Oki Sato


DEFINING MOMENT: I've been doing my work unplanned and have played it by ear, so far. I am concentrating and devoting my passion to the project in front of me rather than having a long-term vision. In this way, maybe I'm able to open new paths and create new styles spontaneously each time.

SOURCE OF INSPIRATION: I've noticed that a daily work routine really helps me and works with my designs. If you keep on repeating things every day, you will notice the small differences, and I feel those small differences become my design sources in a way.

WORDS OF WISDOM: I think you really have to be addicted to design and just enjoy it.


Nendo has been such a key representative of Japanese design for so long that it might surprise some to learn that its founder was, in fact, born in Toronto. Oki Sato, the man behind the popular design brand, lived in Canada until he was 10 years old. Today, the world looks to Nendo to be inspired, to see things differently and ultimately to learn how to dream bigger and better. Sato has, after all, ticked most of the boxes a designer would fantasise of marking off - and all before turning 40.

Sato is the proverbial "designer's designer" - he stays true to his craft and his intuition and is utterly unaffected by fame, fortune or the pressures of media attention. "This is my hobby, my pastime, my occupation," he says. "It is like breathing or eating. I would say I'm a design geek [or otaku in Japanese]."

Sato founded Nendo in 2002. The name comes from the Japanese term for modelling clay and Sato has done exactly that - moulded projects from his mind into the real world. "In Japan, people who have studied architecture usually only design architecture; interior designers design interiors; and product designers design products. But I wanted to design more flexibly and to transcend genres. That is why I started Nendo," he says.

"I believe that the way of thinking about the design of a small piece of chewing gum or a house should be the same. Although the process is technically completely different, I try to design both scales in a similar way," he says. And this is why there is a signature Nendo thing that is unmistakable. For Sato, the role of design is quite simply about solving things and about finding new solutions. It's a feeling of creativity and finding its voice. "It is about what kind of story you can find behind the object, whether it's products or architecture or graphics. It is all the same to me," he says.

The Nendo range is endless: from the well-known projects such as designing high-concept furniture, retail stores and exhibition spaces all over the world to adding unique and more unexpected items such as watches, magne-hinge glasses, chopsticks and even shoes for Tod's (under the name Envelope). Then there are collaborations with a broad range of other brands, including Cappellini, Moroso, Bisazza, Louis Vuitton, Hermès, Baccarat, Camper, Puma, Starbucks and even Coca-Cola.

Nendo's latest activity is at the Design Museum Holon, in Israel, where the design studio is getting its first, large retrospective exhibition titled "The Space in Between", which will feature both old and new pieces extending from the beginning of Sato's career until today. In addition, a new pet range has just been revealed. Called "Cubic Pet Goods", the range came about with some interiors projects Nendo has worked on.

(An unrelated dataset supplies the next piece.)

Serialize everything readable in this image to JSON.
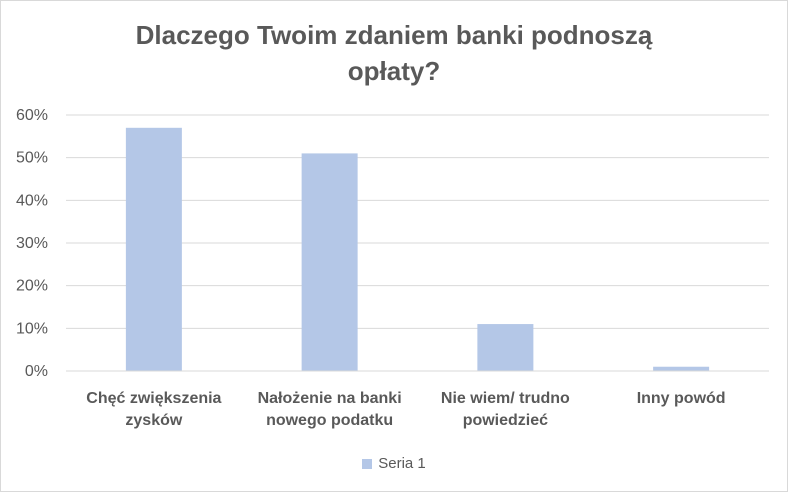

"We do not have to limit areas or genres, so we can involve many different makers or companies proactively," Sato says.

This is pretty much how the Sato brain works - always ticking and thinking about design and its process in entirety. And, as he says, his work is heavily influenced by having spent a childhood in a quiet place surrounded by nature and then moving to a dense and busy city. "What was 'everyday and ordinary' to my friends in Tokyo felt somewhat 'unreal and stimulating' to me." He was able to find new ideas and look at things from a new perspective.

Everyday life is where Sato's ideas and concepts come from.

"I try to look for the small things that are hidden, things that people don't really care about or things that people have already forgotten,"

he says.

"I think it's those small things that make people's lives rich and comfortable. It's always about giving people a small smile in the end."

But right now, it is Sato who's smiling about his most recent projects. "I've branched out to design for a university rugby team and supervise the lead character in a television drama series," he says. "I'm so excited to be working in fields such as sports and entertainment, where designers really haven't been involved before."

And it doesn't stop there: Sato's plans are always evolving. "I think my dream project would be to create an object that is way beyond my imagination," he says.

It's exactly this imagination that has captured the world's eye and brought his projects to the forefront of design. "Every project is different and it excites me every day. I believe that when we work in many different fields, [the projects] influence each other. I can find new ideas within different projects," Sato says. "And the more projects I work on, the more ideas I develop."